There is no specific therapy against this poisoning, some measures are performed to reduce toxic absorption into the digestive tract, among the main ones we have gastric lavage with potassium permanganate, whose effectiveness has not been demonstrated; also used is gastric lavage with hydrogen peroxide diluted 1:1000 every 4-6 hours for 72 hours, the same one that has as its main effect to inactivate the white phosphorus that may remain in the gastrointestinal tract.
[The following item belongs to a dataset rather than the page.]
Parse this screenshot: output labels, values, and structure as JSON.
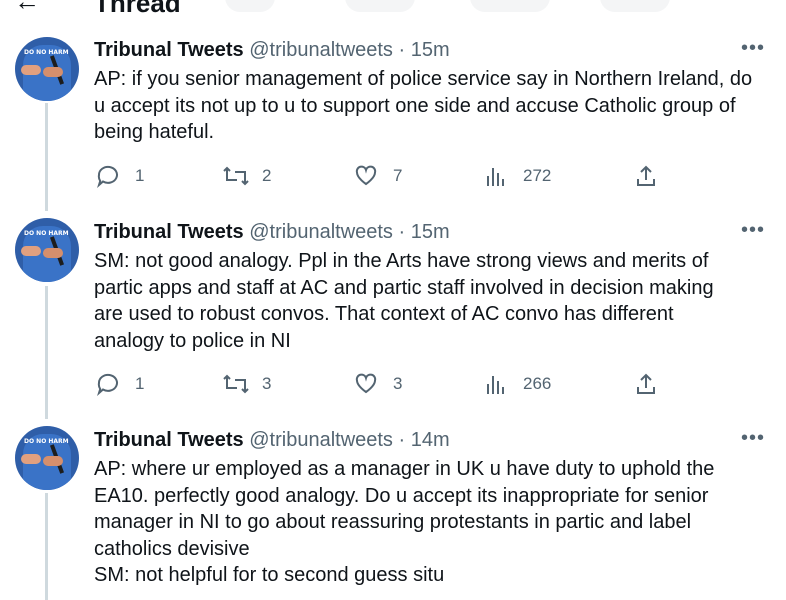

On the other hand, because phosphorus adheres to the wall of the digestive tract for a long time, it can be dissolved with mineral oil or liquid petroleum jelly, causing it to liquefy and empty quickly [11]

It should be noted that each case of pediatric white phosphorus poisoning is of great importance due to its poor prognosis and high mortality rate depending on the phase in which it is found, being up to 100% when reaching the last phase [11].

There is currently evidence of cases treated with Hemodialysis and Hemoperfusion in adults, since being an extracorporeal therapy, the elimination of circulating phosphorus could be facilitated with hemoperfusion cartridges [12]. The experience at the Enrique Garces Hospital in the two cases described above using this therapy has shown good results since after it a decrease in bilirubin and transaminase values is identified, reaching the normalization of the liver profile values. Therefore, recovery has been satisfactory, effectively reducing the hospitalization time and the sequelae in the affected organs.

Conclusion

After analyzing the therapeutics used in cases of white phosphorus poisoning, we can conclude that hemoperfusion is a very useful technique since, thanks to its use, patients experienced evident clinical improvement and mortality and permanent liver damage were prevented.

Ethical Considerations

In this case report, the patient's informed consent, signed by the legal representative, was obtained, thus facilitating the procedure.

Conflict of Interest

The authors declare no conflict of interest.

References

  1. De Vargas, MC. "History of the discoveries of the chemical elements." Industrial Engineering. 1993; 5: 63-66.
  2. Laguado NF, Fernandez Soto DR. "White phosphorus poisoning in pediatrics." 2007.
  3. Ramirez Sanchez MS, Pacheco Fuentes J, Gomez Paredes N, Fuentes S. "Pediatric white phosphorus poisoning (white phosphorus poisoning): Survival after ingestion of potentially lethal doses." Venezuelan Archives of Childcare and Pediatrics. 2008; 71: 140-144.
  4. Rojas Rodriguez L, Fonnegra Uribe P, Rojas C, Ruiz Garzon JA. "White phosphorus." 2018.
  5. Robalino V, Rojas C, Carrera F. "Suicide attempt with white phosphorus in adolescents treated in the Pediatrics and Adolescence Service of the Eugenio Espejo Hospital in Quito, Ecuador." Medical Sciences. 2005; 17.
  6. Criminal, Comprehensive Organic Code. "Comprehensive Organic Criminal Code." Quito: Corporation for Studies and Publications, Related Legislation. Professional Version. 2014.
  7. Uribe PF, Rojas C, Rojas LC, Jar G. White phosphorus. Colombian Ministry of Health. 2016; 491-496.
  8. Figueredo L, Acosta FEG, Fernando M, Castaneda O, J LF. White phosphorus poisoning. Rev Colomb Neumol. 2004; 16: 198-203.
  9. Bustamante F, Hidalgo G, Arroba Carlos Ag. White Phosphorus Poisoning. Liver Lesions. Rev. Faculty of Medical Sciences. 1986; 36: 137-143.
  10. Zuluaga Gomez M, Estrada Atehortua AF, Berrouet Mejia MC. White phosphorus poisoning during the December holidays: a case report. Med UPB. 2020; 39: 81-85.
  11. Laguado NF, Ricardo D, Soto F. White phosphorus poisoning in pediatrics. Rev los Estud Med la Univ Ind Santander Medicas UIS. 2007; 20: 61-66.
  12. Cedeno MJP, Guacho JSG, Portilla AR, Tobar SDS. Hemoperfusion in white phosphorus poisoning: Case report. J Ecuadorian Society of Nephrology, Dialysis and Transplantation. 2024; 12: 82-87.